The Feast of the Goat - Mario Vargas Llosa [126]
“There’s something inhuman in you,” he said, as if the object of his remarks were not present. “You don’t have a man’s natural appetites. As far as I know, you don’t like women and you don’t like boys. Your life is more chaste than the nuncio’s, your neighbor on Avenida Máximo Gómez. Abbes García couldn’t find any mistress or girlfriend, and no whores either. Which means that sex doesn’t interest you. Or money. You hardly have any savings; except for the house where you live, you don’t own property, or stocks, and you have no investments, at least not here. You haven’t been involved in the intrigues, the deadly wars that bleed my collaborators dry, though they all plot against you. I had to force ministries and embassies on you, the Vice Presidency, even the Presidency. If I removed you now and sent you off to some damn little post in Montecristi or Azua, you’d go and be just as content. You don’t drink, you don’t smoke, you don’t eat, you don’t chase women, money, or power. Is that the way you really are? Or is it a strategy with a hidden agenda?”
Dr. Balaguer’s clean-shaven face flushed again. His soft voice did not falter when he declared:
“Ever since I first met Your Excellency, on that April morning in 1930, my only vice has been serving you. That was when I learned that by serving Trujillo I was serving my country. This has enriched my life more than a woman, or money, or power could have done. I will never find the words to thank Your Excellency for allowing me to work at your side.”
Bah, the usual flattery, the kind any Trujillista who was less well-read might have said. For a moment, he had imagined that the diminutive, inoffensive man would open his heart, as in the confessional, and reveal his sins and fears, his animosities and dreams.
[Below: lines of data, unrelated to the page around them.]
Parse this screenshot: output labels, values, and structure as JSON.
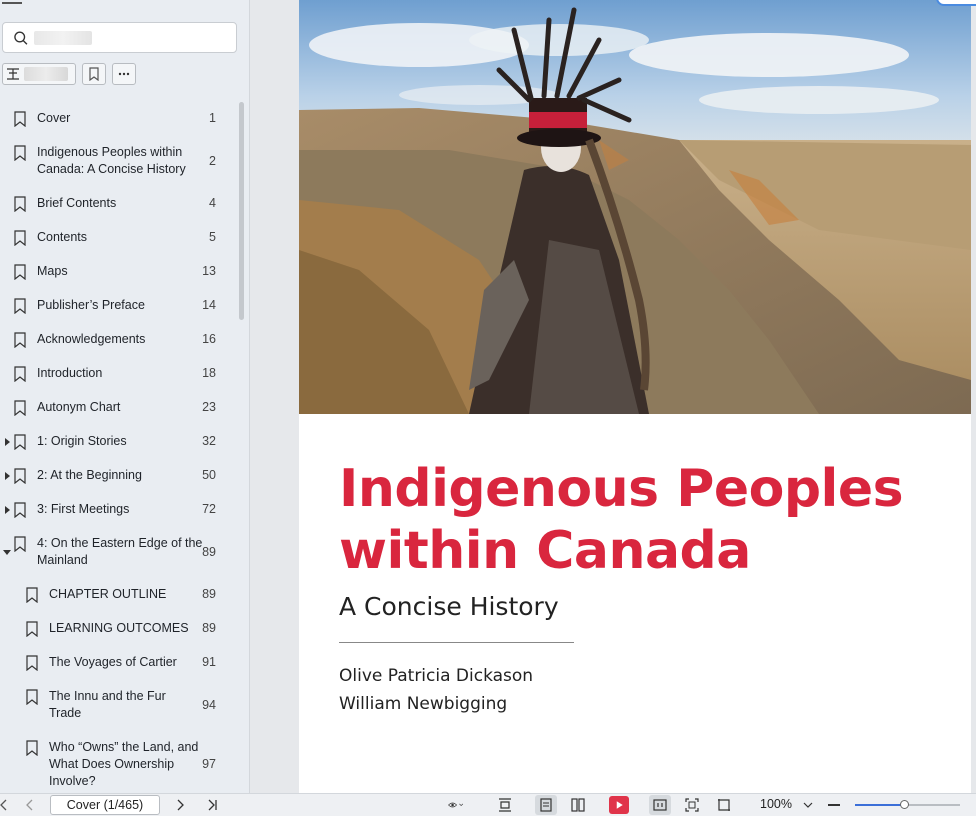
{
  "sidebar": {
    "search": {
      "value": "",
      "placeholder": ""
    },
    "toc": [
      {
        "label": "Cover",
        "page": "1",
        "level": 0,
        "expand": "none"
      },
      {
        "label": "Indigenous Peoples within Canada: A Concise History",
        "page": "2",
        "level": 0,
        "expand": "none"
      },
      {
        "label": "Brief Contents",
        "page": "4",
        "level": 0,
        "expand": "none"
      },
      {
        "label": "Contents",
        "page": "5",
        "level": 0,
        "expand": "none"
      },
      {
        "label": "Maps",
        "page": "13",
        "level": 0,
        "expand": "none"
      },
      {
        "label": "Publisher’s Preface",
        "page": "14",
        "level": 0,
        "expand": "none"
      },
      {
        "label": "Acknowledgements",
        "page": "16",
        "level": 0,
        "expand": "none"
      },
      {
        "label": "Introduction",
        "page": "18",
        "level": 0,
        "expand": "none"
      },
      {
        "label": "Autonym Chart",
        "page": "23",
        "level": 0,
        "expand": "none"
      },
      {
        "label": "1: Origin Stories",
        "page": "32",
        "level": 0,
        "expand": "collapsed"
      },
      {
        "label": "2: At the Beginning",
        "page": "50",
        "level": 0,
        "expand": "collapsed"
      },
      {
        "label": "3: First Meetings",
        "page": "72",
        "level": 0,
        "expand": "collapsed"
      },
      {
        "label": "4: On the Eastern Edge of the Mainland",
        "page": "89",
        "level": 0,
        "expand": "expanded"
      },
      {
        "label": "CHAPTER OUTLINE",
        "page": "89",
        "level": 1,
        "expand": "none"
      },
      {
        "label": "LEARNING OUTCOMES",
        "page": "89",
        "level": 1,
        "expand": "none"
      },
      {
        "label": "The Voyages of Cartier",
        "page": "91",
        "level": 1,
        "expand": "none"
      },
      {
        "label": "The Innu and the Fur Trade",
        "page": "94",
        "level": 1,
        "expand": "none"
      },
      {
        "label": "Who “Owns” the Land, and What Does Ownership Involve?",
        "page": "97",
        "level": 1,
        "expand": "none"
      }
    ]
  },
  "document": {
    "title": "Indigenous Peoples within Canada",
    "subtitle": "A Concise History",
    "authors": [
      "Olive Patricia Dickason",
      "William Newbigging"
    ],
    "title_color": "#d9263e"
  },
  "bottom_bar": {
    "page_indicator": "Cover (1/465)",
    "zoom": "100%",
    "zoom_level": 0.48,
    "play_color": "#e0344a"
  }
}
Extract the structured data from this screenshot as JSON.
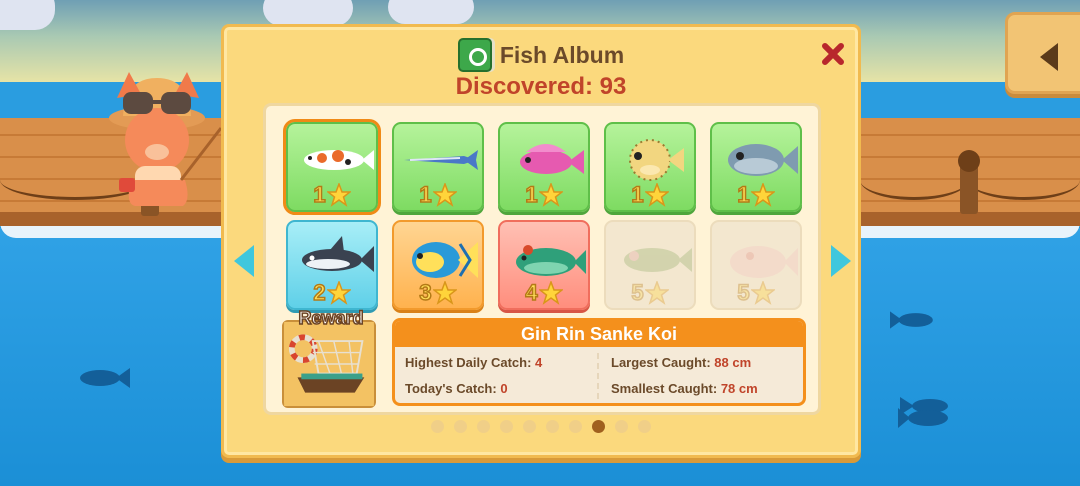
{
  "album": {
    "title": "Fish Album",
    "discovered": "Discovered: 93",
    "close_icon": "close-x-icon",
    "book_icon": "album-book-icon"
  },
  "fish_cards": [
    {
      "name": "koi",
      "stars": "1",
      "color": "green",
      "selected": true
    },
    {
      "name": "needlefish",
      "stars": "1",
      "color": "green"
    },
    {
      "name": "pink-fish",
      "stars": "1",
      "color": "green"
    },
    {
      "name": "pufferfish",
      "stars": "1",
      "color": "green"
    },
    {
      "name": "grey-fish",
      "stars": "1",
      "color": "green"
    },
    {
      "name": "shark",
      "stars": "2",
      "color": "blue"
    },
    {
      "name": "angelfish",
      "stars": "3",
      "color": "orange"
    },
    {
      "name": "green-fish",
      "stars": "4",
      "color": "red"
    },
    {
      "name": "bass",
      "stars": "5",
      "color": "locked"
    },
    {
      "name": "white-fish",
      "stars": "5",
      "color": "locked"
    }
  ],
  "reward": {
    "label": "Reward"
  },
  "selected_fish": {
    "name": "Gin Rin Sanke Koi",
    "highest_daily_label": "Highest Daily Catch:",
    "highest_daily_value": "4",
    "todays_label": "Today's Catch:",
    "todays_value": "0",
    "largest_label": "Largest Caught:",
    "largest_value": "88 cm",
    "smallest_label": "Smallest Caught:",
    "smallest_value": "78 cm"
  },
  "pagination": {
    "pages": 10,
    "active": 8
  },
  "colors": {
    "accent": "#f4901c",
    "value": "#c0442a",
    "panel": "#fbd97d"
  }
}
He probably didn’t have a secret life, or any existence other than the one everybody could see: he was a functionary, frugal, hardworking, tenacious, and unimaginative, who gave shape, in beautiful orations, proclamations, letters, agreements, speeches, and diplomatic negotiations, to the ideas of the Generalissimo; a poet who produced acrostics and odes to the beauty of Dominican women and the Dominican landscape that embellished poetic festivals, special anniversaries, Miss Dominican Republic pageants, and patriotic celebrations. A little man without his own light, like the moon, who was illuminated by Trujillo, the sun.
“I know you have been a good colleague,” the Benefactor declared. “Yes, ever since that morning in 1930. I sent for you at the suggestion of Bienvenida, my wife at the time. A relative of yours, wasn’t she?”
“My cousin, Excellency. That lunch decided my life. You invited me to accompany you on your election campaign. You did me the honor of asking me to introduce you at meetings in San Pedro de Macorís, the capital, and La Romana. It was my debut as a political speaker. At that moment, my destiny took another direction. My vocation had been literature, the classroom, the lecture hall. Thanks to you, politics came to the forefront.”
A secretary knocked at the door, asking permission to enter. Balaguer consulted the Generalissimo with a glance, and gave his authorization. The secretary—well-cut suit, small mustache, hair smoothed with brillantine—brought in a memorandum signed by five hundred seventy-six prominent residents of San Juan de la Maguana, requesting “that the return to this prelature of Monsignor Reilly, the felonious bishop, be prevented.” A commission led by the mayor and the local head of the Dominican Party wanted to deliver it personally to the President. Would he receive them? Again he consulted the Benefactor, who nodded.
“Ask them to be good enough to wait,” Balaguer said. “I shall receive those gentlemen as soon as I finish my meeting with His Excellency.”
Could Balaguer be as devout a Catholic as people said? Countless jokes circulated about his bachelorhood and the pious, intense manner he adopted at Masses, Te Deums, and processions; he had seen him come up to take communion with his hands together and his eyes lowered.